Hoofdstuk 2 Resultaatgerichte compensatie

Artikel 2 De te bereiken resultaten

  • 1. Op basis van artikel 4, eerste lid van de wet kan een persoon aanspraak maken op een individuele voorziening op grond van deze verordening, voor zover deze langdurig noodzakelijk is om:

    a.een huishouden te voeren;

    b.zich te verplaatsen in en om de woning;

    c.zich lokaal te verplaatsen per vervoermiddel;

    d.medemensen te ontmoeten en op basis daarvan sociale verbanden aan te gaan of te behouden.

  • 2. De op basis van artikel 4, eerste lid van de wet via compenserende maatregelen te bereiken resultaten zijn:

    a. een schoon en leefbaar huis;

    b. wonen in een geschikt huis;

    c. beschikken over goederen voor primaire levensbehoeften;

    d. beschikken over schone, draagbare en doelmatige kleding;

    e. het thuis kunnen zorgen voor kinderen die tot het gezin behoren;

    f. zich verplaatsen in en om de woning;

    g. zich lokaal verplaatsen per vervoermiddel;

    h. de mogelijkheid om contacten te hebben met medemensen en deel te nemen aan recreatieve, maatschappelijke of religieuze activiteiten.

Artikel 3 Hoe te komen tot de te bereiken resultaten

  • 1. Aan een aanvraag voor een individuele voorziening ex artikel 1, lid 1 aanhef en onder g sub 6 van de wet gaat een aanmelding voor een gesprek vooraf indien:

    a.
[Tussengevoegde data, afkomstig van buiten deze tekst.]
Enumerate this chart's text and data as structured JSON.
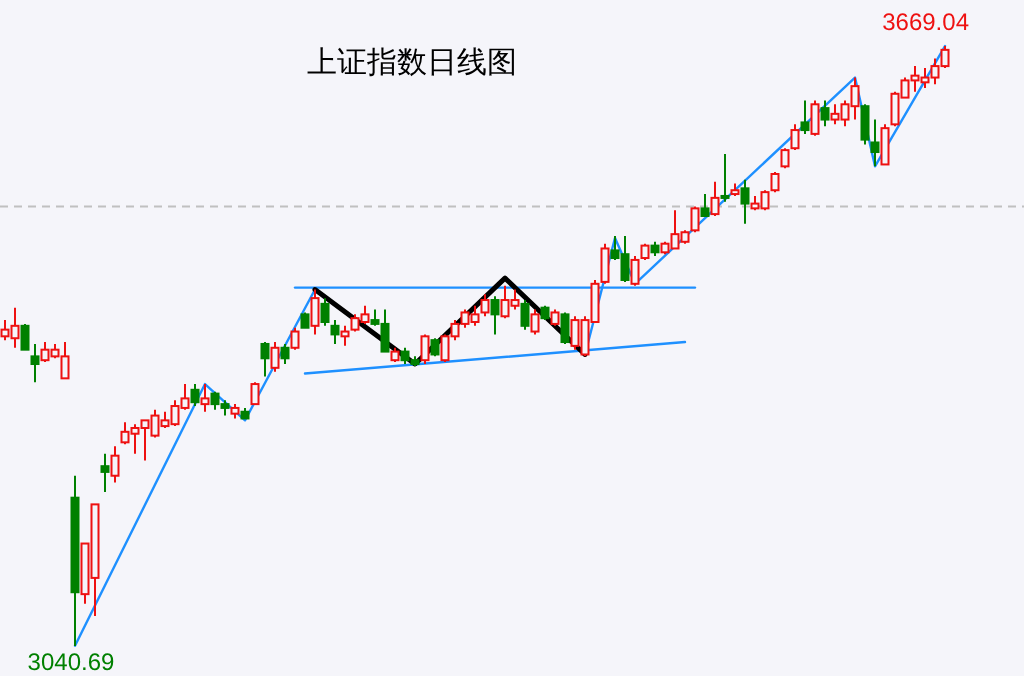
{
  "chart_data": {
    "type": "candlestick",
    "title": "上证指数日线图",
    "tick_labels": false,
    "categories": [
      null,
      null,
      null,
      null,
      null,
      null,
      null,
      null,
      null,
      null,
      null,
      null,
      null,
      null,
      null,
      null,
      null,
      null,
      null,
      null,
      null,
      null,
      null,
      null,
      null,
      null,
      null,
      null,
      null,
      null,
      null,
      null,
      null,
      null,
      null,
      null,
      null,
      null,
      null,
      null,
      null,
      null,
      null,
      null,
      null,
      null,
      null,
      null,
      null,
      null,
      null,
      null,
      null,
      null,
      null,
      null,
      null,
      null,
      null,
      null,
      null,
      null,
      null,
      null,
      null,
      null,
      null,
      null,
      null,
      null,
      null,
      null,
      null,
      null,
      null,
      null,
      null,
      null,
      null,
      null,
      null,
      null,
      null,
      null,
      null,
      null,
      null,
      null,
      null,
      null,
      null,
      null,
      null,
      null,
      null
    ],
    "ohlc": [
      [
        3365,
        3382,
        3361,
        3372
      ],
      [
        3363,
        3395,
        3353,
        3376
      ],
      [
        3376,
        3378,
        3351,
        3351
      ],
      [
        3344,
        3357,
        3317,
        3336
      ],
      [
        3340,
        3359,
        3338,
        3351
      ],
      [
        3344,
        3357,
        3342,
        3351
      ],
      [
        3321,
        3359,
        3321,
        3344
      ],
      [
        3196,
        3219,
        3040.69,
        3097
      ],
      [
        3095,
        3148,
        3085,
        3148
      ],
      [
        3112,
        3189,
        3072,
        3189
      ],
      [
        3229,
        3242,
        3202,
        3223
      ],
      [
        3219,
        3250,
        3212,
        3240
      ],
      [
        3254,
        3275,
        3252,
        3265
      ],
      [
        3263,
        3273,
        3242,
        3269
      ],
      [
        3269,
        3277,
        3235,
        3277
      ],
      [
        3261,
        3288,
        3259,
        3282
      ],
      [
        3271,
        3286,
        3269,
        3277
      ],
      [
        3273,
        3298,
        3271,
        3292
      ],
      [
        3290,
        3315,
        3288,
        3300
      ],
      [
        3309,
        3315,
        3292,
        3296
      ],
      [
        3294,
        3315,
        3286,
        3300
      ],
      [
        3305,
        3307,
        3288,
        3294
      ],
      [
        3294,
        3298,
        3282,
        3290
      ],
      [
        3284,
        3294,
        3279,
        3290
      ],
      [
        3286,
        3290,
        3279,
        3279
      ],
      [
        3294,
        3317,
        3294,
        3315
      ],
      [
        3357,
        3359,
        3323,
        3342
      ],
      [
        3332,
        3359,
        3328,
        3353
      ],
      [
        3353,
        3357,
        3336,
        3342
      ],
      [
        3353,
        3374,
        3351,
        3370
      ],
      [
        3388,
        3390,
        3374,
        3374
      ],
      [
        3376,
        3414,
        3367,
        3405
      ],
      [
        3399,
        3405,
        3376,
        3380
      ],
      [
        3376,
        3382,
        3357,
        3367
      ],
      [
        3365,
        3376,
        3355,
        3370
      ],
      [
        3372,
        3388,
        3370,
        3384
      ],
      [
        3380,
        3397,
        3378,
        3388
      ],
      [
        3382,
        3393,
        3376,
        3378
      ],
      [
        3378,
        3393,
        3349,
        3349
      ],
      [
        3340,
        3353,
        3338,
        3349
      ],
      [
        3349,
        3353,
        3336,
        3340
      ],
      [
        3340,
        3344,
        3334,
        3336
      ],
      [
        3340,
        3367,
        3336,
        3365
      ],
      [
        3361,
        3363,
        3344,
        3346
      ],
      [
        3340,
        3367,
        3338,
        3365
      ],
      [
        3365,
        3382,
        3361,
        3378
      ],
      [
        3378,
        3393,
        3374,
        3390
      ],
      [
        3380,
        3397,
        3376,
        3388
      ],
      [
        3390,
        3409,
        3386,
        3403
      ],
      [
        3403,
        3407,
        3367,
        3388
      ],
      [
        3386,
        3418,
        3384,
        3403
      ],
      [
        3397,
        3414,
        3393,
        3403
      ],
      [
        3399,
        3403,
        3372,
        3376
      ],
      [
        3370,
        3393,
        3367,
        3388
      ],
      [
        3395,
        3397,
        3382,
        3384
      ],
      [
        3378,
        3393,
        3376,
        3390
      ],
      [
        3388,
        3390,
        3357,
        3359
      ],
      [
        3355,
        3386,
        3351,
        3382
      ],
      [
        3346,
        3386,
        3344,
        3382
      ],
      [
        3380,
        3424,
        3380,
        3420
      ],
      [
        3422,
        3462,
        3420,
        3457
      ],
      [
        3455,
        3470,
        3445,
        3447
      ],
      [
        3451,
        3470,
        3422,
        3424
      ],
      [
        3420,
        3449,
        3418,
        3445
      ],
      [
        3447,
        3462,
        3445,
        3460
      ],
      [
        3460,
        3464,
        3449,
        3453
      ],
      [
        3453,
        3464,
        3451,
        3462
      ],
      [
        3457,
        3497,
        3457,
        3472
      ],
      [
        3464,
        3476,
        3462,
        3474
      ],
      [
        3476,
        3501,
        3474,
        3499
      ],
      [
        3499,
        3514,
        3491,
        3491
      ],
      [
        3493,
        3527,
        3491,
        3510
      ],
      [
        3512,
        3556,
        3506,
        3510
      ],
      [
        3514,
        3525,
        3512,
        3518
      ],
      [
        3520,
        3529,
        3483,
        3504
      ],
      [
        3499,
        3512,
        3497,
        3504
      ],
      [
        3499,
        3518,
        3497,
        3516
      ],
      [
        3518,
        3537,
        3516,
        3535
      ],
      [
        3543,
        3562,
        3541,
        3560
      ],
      [
        3562,
        3587,
        3560,
        3581
      ],
      [
        3589,
        3612,
        3577,
        3581
      ],
      [
        3577,
        3612,
        3575,
        3608
      ],
      [
        3604,
        3612,
        3585,
        3592
      ],
      [
        3592,
        3608,
        3587,
        3598
      ],
      [
        3592,
        3612,
        3585,
        3608
      ],
      [
        3606,
        3636,
        3592,
        3627
      ],
      [
        3606,
        3608,
        3566,
        3571
      ],
      [
        3568,
        3592,
        3543,
        3558
      ],
      [
        3545,
        3587,
        3545,
        3583
      ],
      [
        3587,
        3621,
        3585,
        3619
      ],
      [
        3615,
        3636,
        3615,
        3633
      ],
      [
        3633,
        3648,
        3621,
        3638
      ],
      [
        3631,
        3646,
        3625,
        3636
      ],
      [
        3636,
        3656,
        3629,
        3648
      ],
      [
        3648,
        3669.04,
        3646,
        3665
      ]
    ],
    "series": [
      {
        "type": "line",
        "color": "#1e90ff",
        "values": [
          null,
          null,
          null,
          null,
          null,
          null,
          null,
          3041,
          null,
          null,
          null,
          null,
          null,
          null,
          null,
          null,
          null,
          null,
          null,
          null,
          3315,
          null,
          null,
          null,
          3277,
          null,
          null,
          null,
          null,
          null,
          null,
          3414,
          null,
          null,
          null,
          null,
          null,
          null,
          null,
          null,
          null,
          null,
          null,
          null,
          null,
          null,
          null,
          null,
          null,
          null,
          null,
          null,
          null,
          null,
          null,
          null,
          null,
          null,
          null,
          null,
          null,
          null,
          null,
          null,
          null,
          null,
          null,
          null,
          null,
          null,
          null,
          null,
          null,
          null,
          null,
          null,
          null,
          null,
          null,
          null,
          null,
          null,
          null,
          null,
          null,
          null,
          null,
          null,
          null,
          null,
          null,
          null,
          null,
          null,
          null
        ]
      },
      {
        "type": "line",
        "color": "#1e90ff",
        "values": [
          null,
          null,
          null,
          null,
          null,
          null,
          null,
          null,
          null,
          null,
          null,
          null,
          null,
          null,
          null,
          null,
          null,
          null,
          null,
          null,
          null,
          null,
          null,
          null,
          null,
          null,
          null,
          null,
          null,
          3416,
          null,
          null,
          null,
          null,
          null,
          null,
          null,
          null,
          null,
          null,
          null,
          null,
          null,
          null,
          null,
          null,
          null,
          null,
          null,
          null,
          null,
          null,
          null,
          null,
          null,
          null,
          null,
          null,
          null,
          null,
          null,
          null,
          null,
          null,
          null,
          null,
          null,
          null,
          null,
          3416,
          null,
          null,
          null,
          null,
          null,
          null,
          null,
          null,
          null,
          null,
          null,
          null,
          null,
          null,
          null,
          null,
          null,
          null,
          null,
          null,
          null,
          null,
          null,
          null,
          null
        ]
      },
      {
        "type": "line",
        "color": "#1e90ff",
        "values": [
          null,
          null,
          null,
          null,
          null,
          null,
          null,
          null,
          null,
          null,
          null,
          null,
          null,
          null,
          null,
          null,
          null,
          null,
          null,
          null,
          null,
          null,
          null,
          null,
          null,
          null,
          null,
          null,
          null,
          null,
          3326,
          null,
          null,
          null,
          null,
          null,
          null,
          null,
          null,
          null,
          null,
          null,
          null,
          null,
          null,
          null,
          null,
          null,
          null,
          null,
          null,
          null,
          null,
          null,
          null,
          null,
          null,
          null,
          null,
          null,
          null,
          null,
          null,
          null,
          null,
          null,
          null,
          null,
          3359,
          null,
          null,
          null,
          null,
          null,
          null,
          null,
          null,
          null,
          null,
          null,
          null,
          null,
          null,
          null,
          null,
          null,
          null,
          null,
          null,
          null,
          null,
          null,
          null,
          null,
          null
        ]
      },
      {
        "type": "line",
        "color": "#1e90ff",
        "values": [
          null,
          null,
          null,
          null,
          null,
          null,
          null,
          null,
          null,
          null,
          null,
          null,
          null,
          null,
          null,
          null,
          null,
          null,
          null,
          null,
          null,
          null,
          null,
          null,
          null,
          null,
          null,
          null,
          null,
          null,
          null,
          null,
          null,
          null,
          null,
          null,
          null,
          null,
          null,
          null,
          null,
          null,
          null,
          null,
          null,
          null,
          null,
          null,
          null,
          null,
          null,
          null,
          null,
          null,
          null,
          null,
          null,
          null,
          3346,
          null,
          null,
          3468,
          null,
          3420,
          null,
          null,
          null,
          null,
          null,
          null,
          null,
          null,
          null,
          null,
          null,
          null,
          null,
          null,
          null,
          null,
          null,
          null,
          null,
          null,
          null,
          3636,
          null,
          3543,
          null,
          null,
          null,
          null,
          null,
          null,
          3669
        ]
      },
      {
        "type": "line",
        "color": "#000000",
        "values": [
          null,
          null,
          null,
          null,
          null,
          null,
          null,
          null,
          null,
          null,
          null,
          null,
          null,
          null,
          null,
          null,
          null,
          null,
          null,
          null,
          null,
          null,
          null,
          null,
          null,
          null,
          null,
          null,
          null,
          null,
          null,
          3414,
          null,
          null,
          null,
          null,
          null,
          null,
          null,
          null,
          null,
          3336,
          null,
          null,
          null,
          null,
          null,
          null,
          null,
          null,
          3426,
          null,
          null,
          null,
          null,
          null,
          null,
          null,
          3346,
          null,
          null,
          null,
          null,
          null,
          null,
          null,
          null,
          null,
          null,
          null,
          null,
          null,
          null,
          null,
          null,
          null,
          null,
          null,
          null,
          null,
          null,
          null,
          null,
          null,
          null,
          null,
          null,
          null,
          null,
          null,
          null,
          null,
          null,
          null,
          null
        ]
      }
    ],
    "ref_lines": [
      {
        "axis": "y",
        "value": 3501,
        "color": "#c0c0c0",
        "line_style": "dashed"
      }
    ],
    "annotations": [
      "3669.04",
      "3040.69"
    ]
  }
}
De aanvraag afkomstig is van een belanghebbende die nog niet eerder een aanvraag in het kader van de wet heeft gedaan;

    b. De aanvraag afkomstig is van een belanghebbende die al eerder een gesprek heeft gevoerd maar waarbij sprake is van gewijzigde omstandigheden of gewijzigde te bereiken resultaten;

    c. Belanghebbende of het college daarom verzoekt.

  • 2. Indien belanghebbende aangeeft direct een aanvraag in te willen dienen vervalt het gestelde in het eerste lid.

Artikel 4 Aanmelding voor een gesprek

Een aanmelding voor een gesprek kan schriftelijk, elektronisch, mondeling of telefonisch worden gedaan bij de gemeente of een door de gemeente aangewezen organisatie door of namens een persoon met een beperking, een chronisch psychisch probleem of een psychosociaal probleem die behoefte heeft aan compensatie ten behoeve van het bevorderen van zijn deelname aan het maatschappelijk verkeer en het zelfstandig functioneren.

Artikel 5 Het gesprek

1. Bij het voeren van het gesprek zal de International Classification of Functions, Disabilities and Health als basis voor het begrippenkader worden gehanteerd.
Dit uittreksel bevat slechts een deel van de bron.